A Dec. 6 WorldNetDaily article by Aaron Klein reprises his old partisan trick of interviewing alleged "senior terrorist leaders" who support Democratic views or oppose Republican ones. This time, the subject is the Iraq Study Group report. Klein's conclusion: The ISG's "recommendations for an eventual withdrawal from Iraq and for dialogue with Iran and Syria proves 'Islamic resistance' works and America will ultimately be defeated."
This time around, the designated terrorists are Islamic Jihad's Abu Ayman and Abu Abdullah of Hamas -- who both appeared in Klein's last effort, in which they endorsed a Democratic victory in the midterm elections -- along with a new player, Abu Nasser of the Al Aqsa Martyrs Brigades. Actually, Nasser has appeared in numerous Klein articles issuing reliably inflammatory statements:
- A July 20 article quoted him as having "hinted" that his group "obtained anti-aircraft missiles, which the group could use to target Tel Aviv International Airport."
- In a May 15 article, Klein quoted Nasser as saying that the death of a Florida teenager in a suicide bombing at an Israeli restaurant was a "gift from Allah" and revenge against American Jewish support for Israel.
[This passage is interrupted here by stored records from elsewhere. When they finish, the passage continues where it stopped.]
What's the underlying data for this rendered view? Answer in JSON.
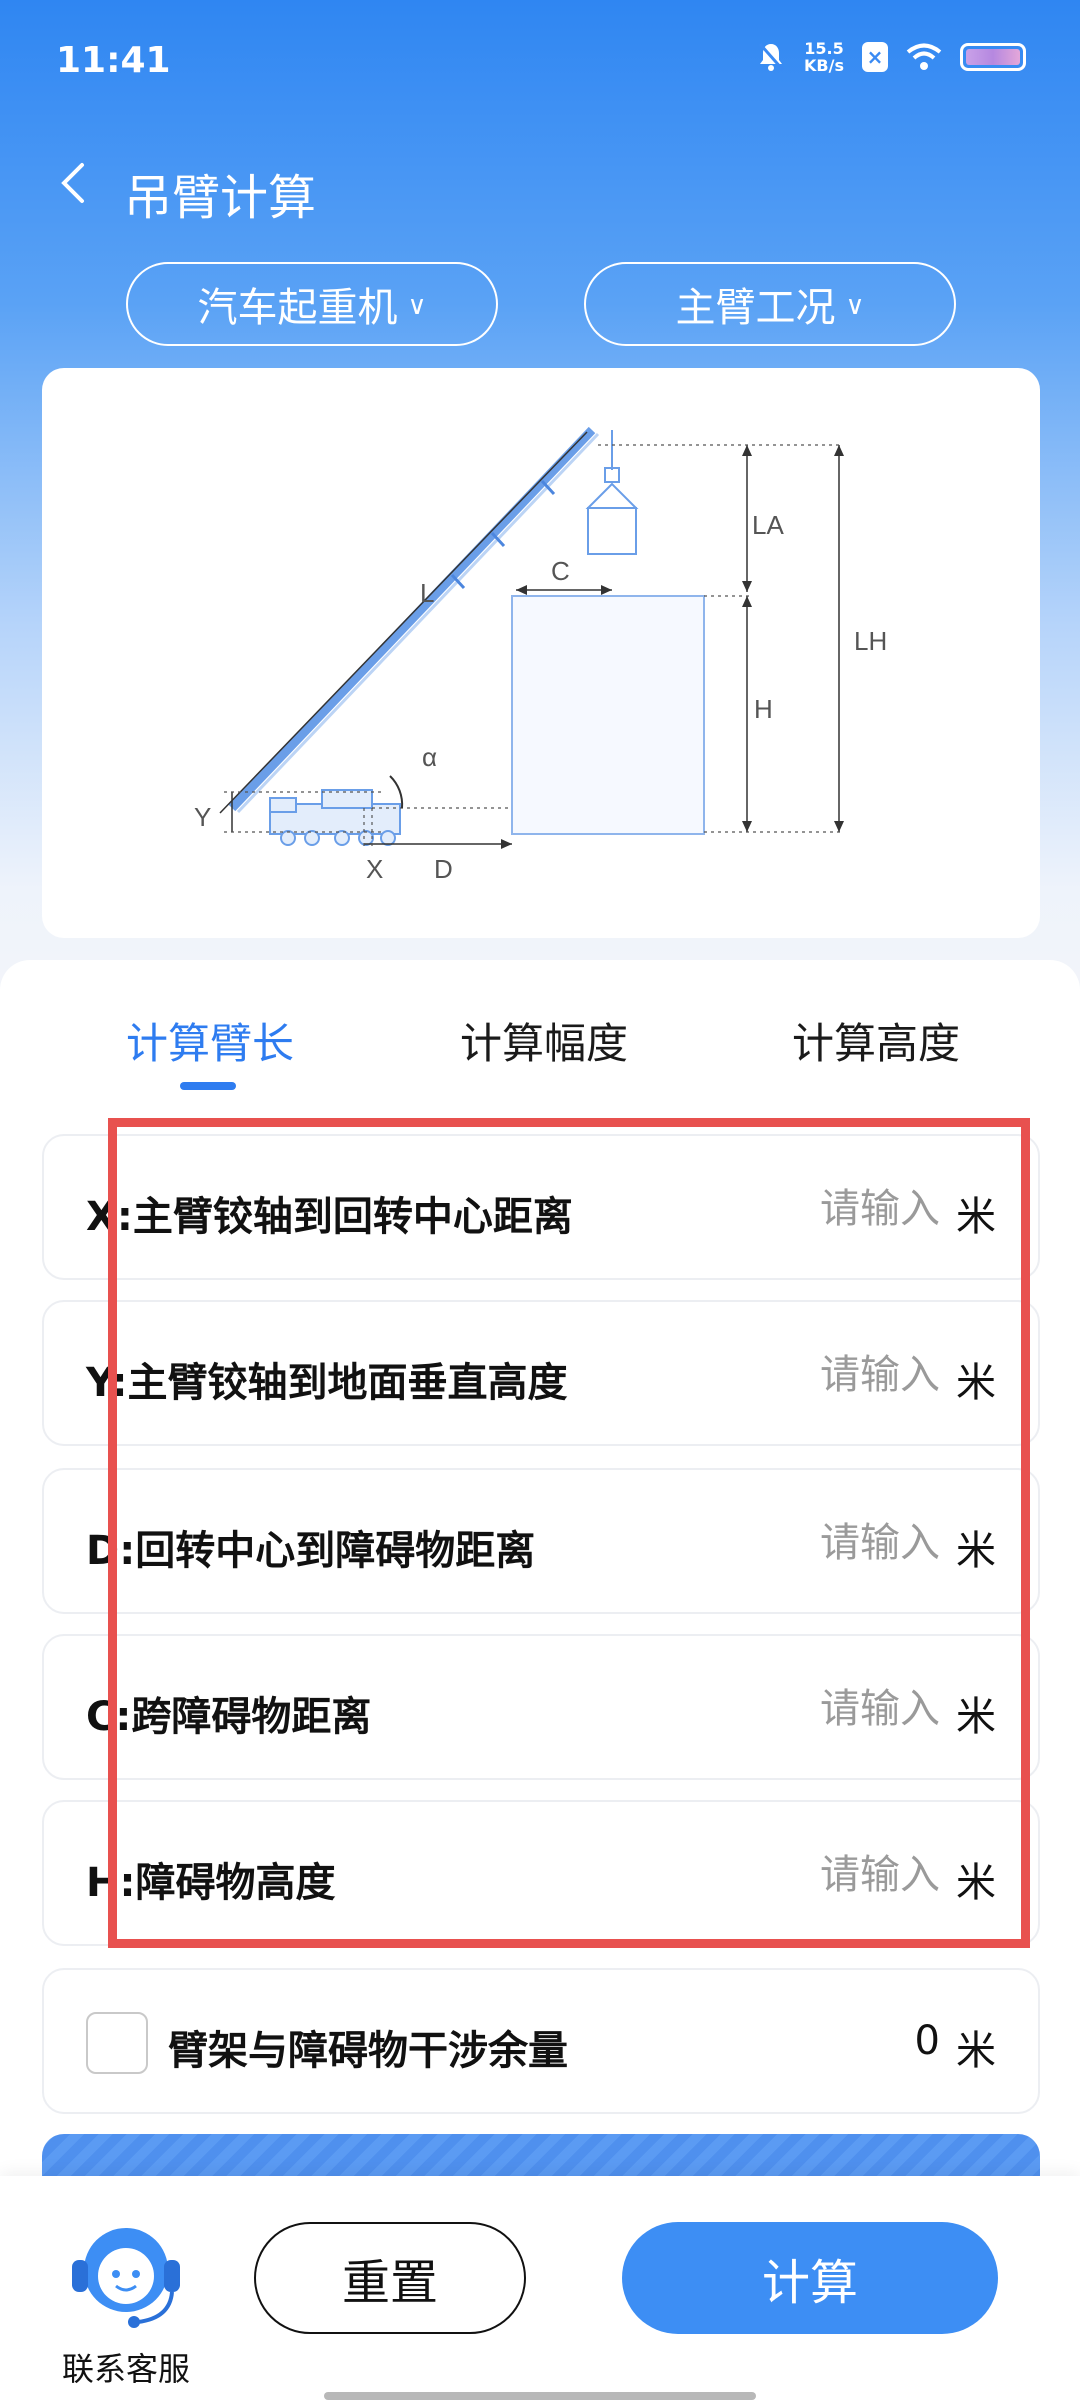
{
  "status": {
    "time": "11:41",
    "speed_value": "15.5",
    "speed_unit": "KB/s"
  },
  "nav": {
    "title": "吊臂计算"
  },
  "selectors": {
    "type": "汽车起重机",
    "mode": "主臂工况"
  },
  "diagram": {
    "labels": {
      "L": "L",
      "C": "C",
      "LA": "LA",
      "LH": "LH",
      "H": "H",
      "alpha": "α",
      "Y": "Y",
      "X": "X",
      "D": "D"
    },
    "colors": {
      "boom": "#6a9ee8",
      "dimension": "#333333"
    }
  },
  "tabs": [
    {
      "label": "计算臂长",
      "active": true
    },
    {
      "label": "计算幅度",
      "active": false
    },
    {
      "label": "计算高度",
      "active": false
    }
  ],
  "inputs": [
    {
      "label": "X:主臂铰轴到回转中心距离",
      "placeholder": "请输入",
      "unit": "米"
    },
    {
      "label": "Y:主臂铰轴到地面垂直高度",
      "placeholder": "请输入",
      "unit": "米"
    },
    {
      "label": "D:回转中心到障碍物距离",
      "placeholder": "请输入",
      "unit": "米"
    },
    {
      "label": "C:跨障碍物距离",
      "placeholder": "请输入",
      "unit": "米"
    },
    {
      "label": "H:障碍物高度",
      "placeholder": "请输入",
      "unit": "米"
    }
  ],
  "clearance": {
    "label": "臂架与障碍物干涉余量",
    "value": "0",
    "unit": "米",
    "checked": false
  },
  "bottom": {
    "support_label": "联系客服",
    "reset_label": "重置",
    "calc_label": "计算"
  },
  "colors": {
    "accent": "#2e7cf0",
    "highlight": "#e8514f"
  }
}
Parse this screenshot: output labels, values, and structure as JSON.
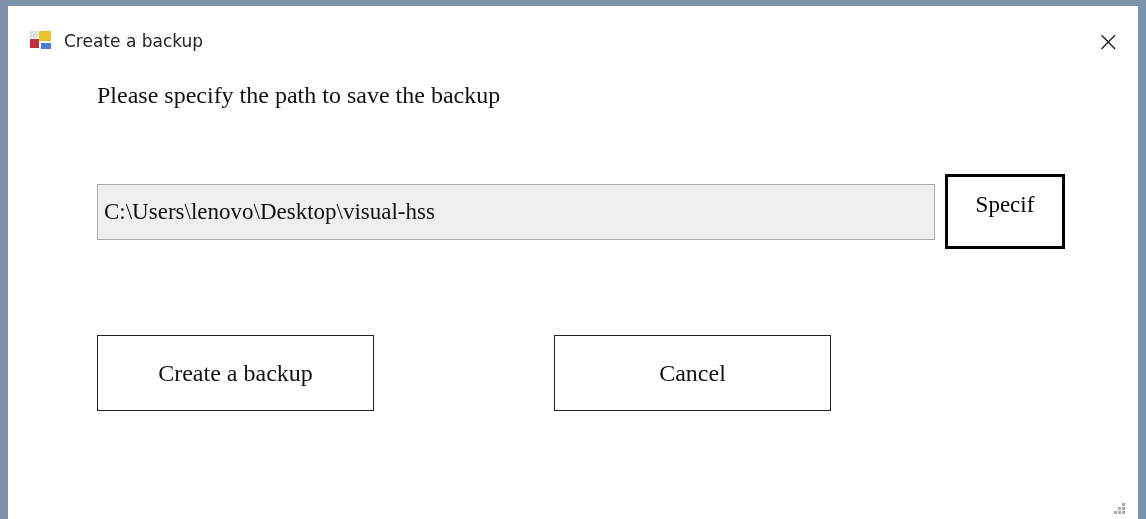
{
  "window": {
    "title": "Create a backup",
    "close": "×"
  },
  "prompt": "Please specify the path to save the backup",
  "path_field": {
    "value": "C:\\Users\\lenovo\\Desktop\\visual-hss",
    "disabled": true
  },
  "browse_button": {
    "label": "Specif",
    "focused": true
  },
  "buttons": [
    {
      "label": "Create a backup"
    },
    {
      "label": "Cancel"
    }
  ]
}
- A Feb. 21 article featured Nasser as claiming his group would not respect any cease-fire with Israel agreed to by Hamas.
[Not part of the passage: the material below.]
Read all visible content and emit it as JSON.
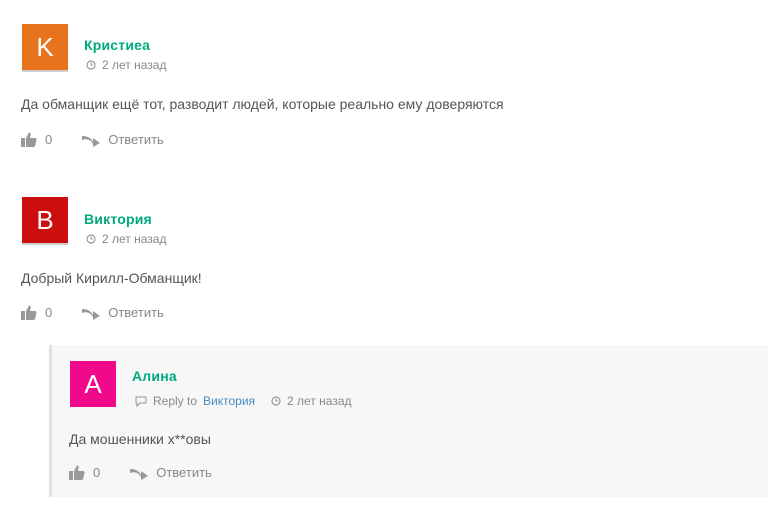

We've previously speculated on the extent to which Klein and the terrorists are collaborating, and whether Klein is merely a dupe or, in fact, a knowing tool of the terrorists. Still, we have to wonder: Given the fact that Klein is a conservative Jew with sympathies toward extreme Israeli right-wingers who oppose Israeli withdrawal from the West Bank and Gaza, and his interview subjects have the stated goal of destroying the country where he lives, why doesn't Klein alert Israeli authorities to these terrorists' whereabouts -- since he obviously knows where to find them -- so the military can be sent in to deal with them?
Perhaps Klein is too cozy and too enamored with the propaganda value (not to mention the value to his journalism career) of his terrorist pals. Klein's gravy train, it seems, is more important than his country's security.